В отличие от стукачества воровство не считалось в «усадьбе» большим преступлением. Таковым оно было только в случае, если младший что-то крал у старшего. Старшие имели право брать у младших всё – это было не воровством, а нормой. Воровство же с общей кухни и вовсе было настоящей доблестью. Дети «усадьбы» никогда не бывали сыты. Чувство голода преследовало их неотступно, и по ночам, когда дежурные нянечки мирно засыпали, они пробирались на кухню и воровали там сахар и порезанный ломтями хлеб, хранившийся в больших железных кадках. И эти куски чёрствого хлеба, с замиранием сердца выкраденные, и тайком поедаемый под одеялом, казались им самой вкусной пищей на свете!

Развлечений в «усадьбе» было немного: единственный телевизор, включаемый два раза в день (утром – мультики, вечером – сериал, повествующий о какой-нибудь неземной любви, над которой горькими слезами плакали нянечки и старшие девочки).

Любовь «настоящая» тоже была развлечением. Во всяком случае, для малышни, наблюдающей её со стороны. Однажды разгорелось пылкой страстью сердце шестнадцатилетнего джигита Арсена к прекрасной пятнадцатилетней Анфисе… Она пряталась от него в единственном недоступном месте – женском туалете, и он долго просиживал у его дверей, немало веселя, а подчас и смущая, входивших и выходивших подруг «Джульетты».

«Начальство» подобных романов, естественно, не одобряло, опасаясь, что «дело может зайти слишком далеко», как сказала медсестра Клавдия Александровна няне Шуре. Клавдию Александровну, дородную, сварливую бабищу, подчас не стеснявшуюся распускать руки, в «усадьбе» не любили, зато няню Шуру, милейшую старушку из сказок, которые она во множестве помнила наизусть и часто рассказывала, обожали все.

Куда «может зайти дело» Алёша тогда не понял, как не вполне понял и сцены, которую случайно застал, гуляя в парке. Парк этот был ещё одним развлечением скудной жизни воспитанников. Здесь они играли, строили шалаши, мечтали… Когда-то он был вполне ухоженным под стать усадьбе, но за долгое время превратился в более или менее дикий лес: даже дорожки почти заросли. Часть его, примыкающая к зданию, была огорожена высоким забором, и на ней силами воспитанников ещё поддерживался некий порядок, за забором же начиналась настоящая глушь, в которой нередки были ограбления и даже убийства прохожих.

Однажды, гуляя в парке с приятелем Лёнькой, Алёша услышал в кустах странную возню. Подкрались поближе и затаились, наблюдая. Это были Арсен и Анфиса.

– Ань, ну, чего ты кочевряжишься? – говорил джигит, целуя зардевшуюся девушку. – Мы ж давно этого хотели!

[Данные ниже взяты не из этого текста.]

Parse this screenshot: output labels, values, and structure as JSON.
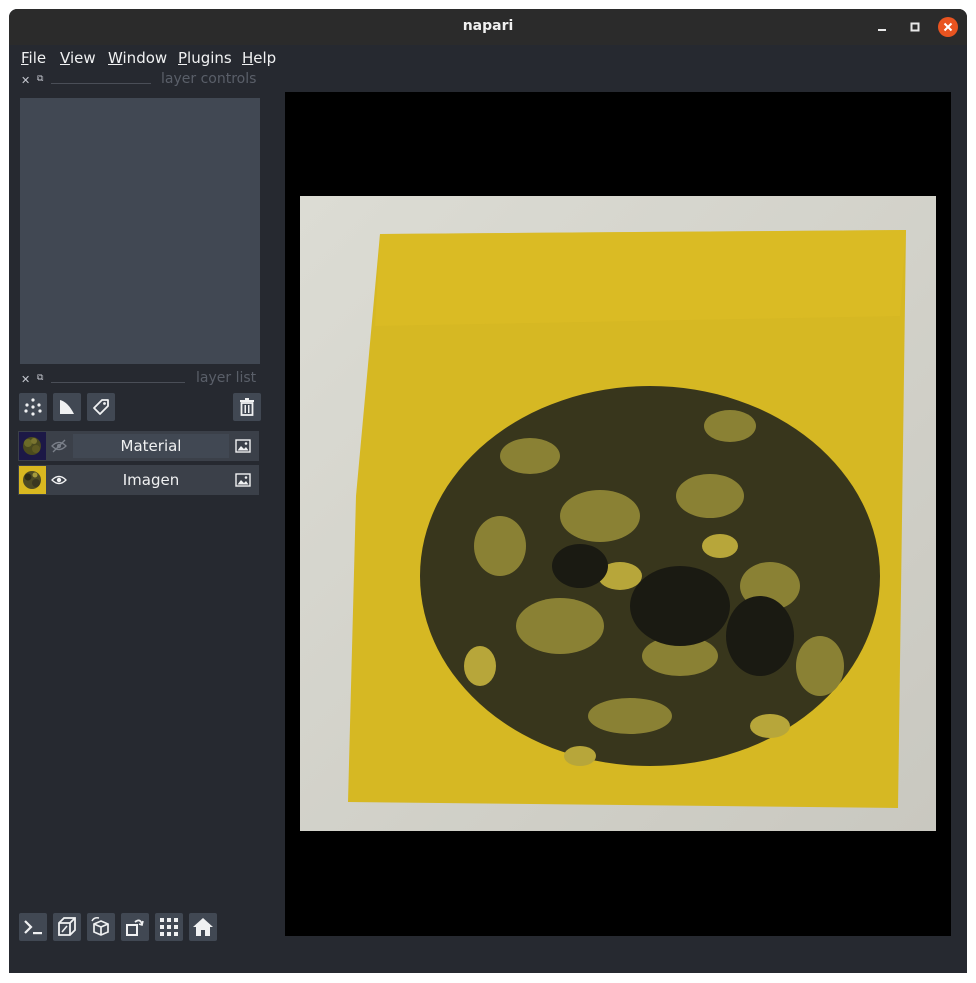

– А если увидят? – слабо сопротивлялась натиску Анфиса.

– Да кто нас здесь увидит?! Всё нормально будет! – пообещал Арсен, расстегивая ремень на своих штанах.

– Погоди! Если узнают, тебя же переведут куда-нибудь!

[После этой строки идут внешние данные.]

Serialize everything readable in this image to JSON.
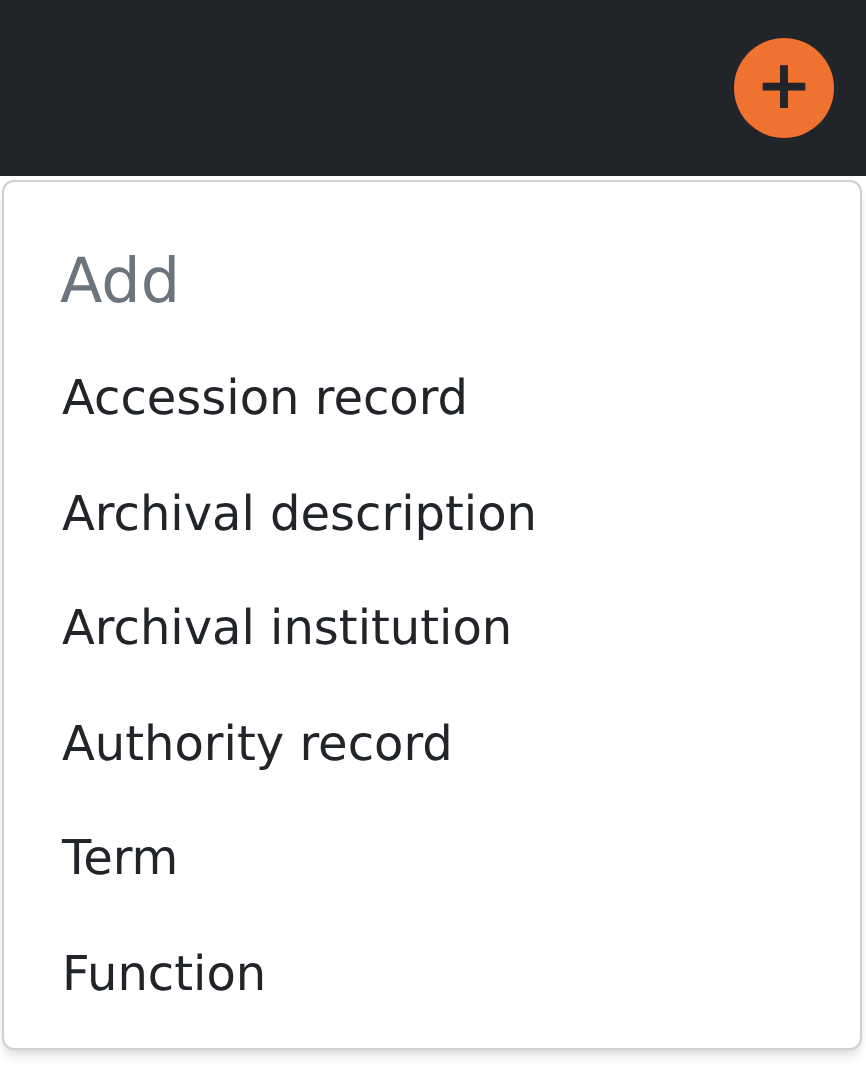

– Не узнают! – Арсен крепко обнял Анфису, гладя её по спине своими большими руками.

Она уже не сопротивлялась, уступая ему и, запрокинув голову, прошептала только:

– Сеня, если ты меня бросишь, если тебя увезут, я умру!

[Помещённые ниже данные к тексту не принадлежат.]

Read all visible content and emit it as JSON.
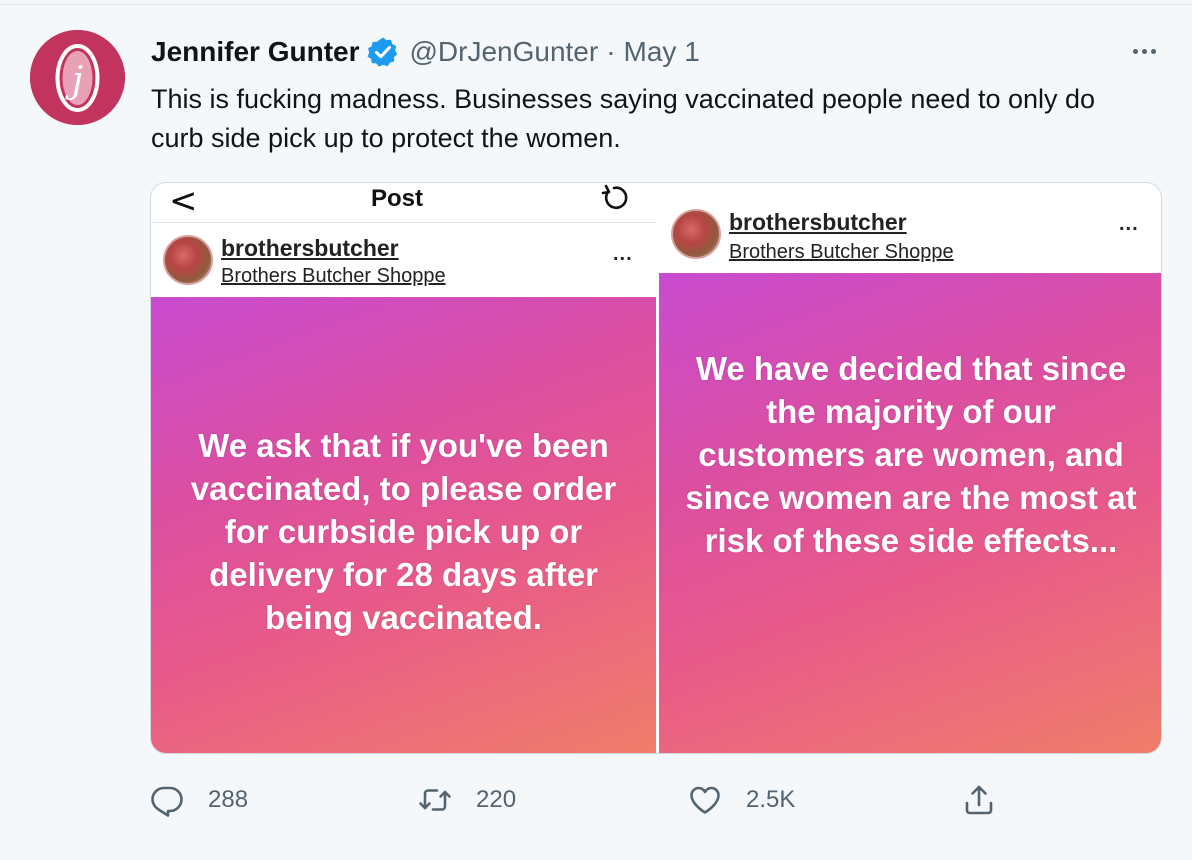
{
  "tweet": {
    "author_name": "Jennifer Gunter",
    "handle": "@DrJenGunter",
    "separator": "·",
    "date": "May 1",
    "text": "This is fucking madness. Businesses saying vaccinated people need to only do curb side pick up to protect the women.",
    "avatar_letter": "j",
    "verified_icon": "verified-badge-icon",
    "more_icon": "more-dots-icon"
  },
  "media": {
    "left_panel": {
      "topbar_back": "<",
      "topbar_title": "Post",
      "username": "brothersbutcher",
      "location": "Brothers Butcher Shoppe",
      "more": "...",
      "story_text": "We ask that if you've been vaccinated, to please order for curbside pick up or delivery for 28 days after being vaccinated."
    },
    "right_panel": {
      "username": "brothersbutcher",
      "location": "Brothers Butcher Shoppe",
      "more": "...",
      "story_text": "We have decided that since the majority of our customers are women, and since women are the most at risk of these side effects..."
    }
  },
  "actions": {
    "reply_count": "288",
    "retweet_count": "220",
    "like_count": "2.5K"
  },
  "colors": {
    "avatar_bg": "#c2335e",
    "verified": "#1d9bf0",
    "secondary_text": "#536471",
    "story_gradient_start": "#c94bd0",
    "story_gradient_end": "#f07e6a"
  }
}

– Не брошу! Вот, выйдем отсюда и поженимся! – пообещал Арсен…

– Чего это они, а? – шепнул на ухо Алёше Лёнька.

– Не знаю, – пожал плечами он.

– Он такой огромный, как медведь, а она маленькая… Он её раздавит! Ей, наверное, больно, слышишь, как она стонет? Может, надо помочь?

От помощи Анфисе Алёша друга удержал. Ему смутно казалось, что они подсмотрели что-то, что видеть были не должны, и он твёрдо положил себе не рассказывать об этом. Однако Лёнька не удержался. Разболтал всё Сане, покровителю и любимцу всей малышни. Втянул и Алёшу в рассказ. Перебивая друг друга, живописали увиденное, стараясь не упустить подробностей.

– А он так сделал!

– А она..!

– И они почти голые остались…

– И…

Саня слушал их с возрастающей мрачностью конопатого, смешного лица, хмурил брови и, наконец, остановил:

– Довольно! Это очень хреново, что вы подсматривали!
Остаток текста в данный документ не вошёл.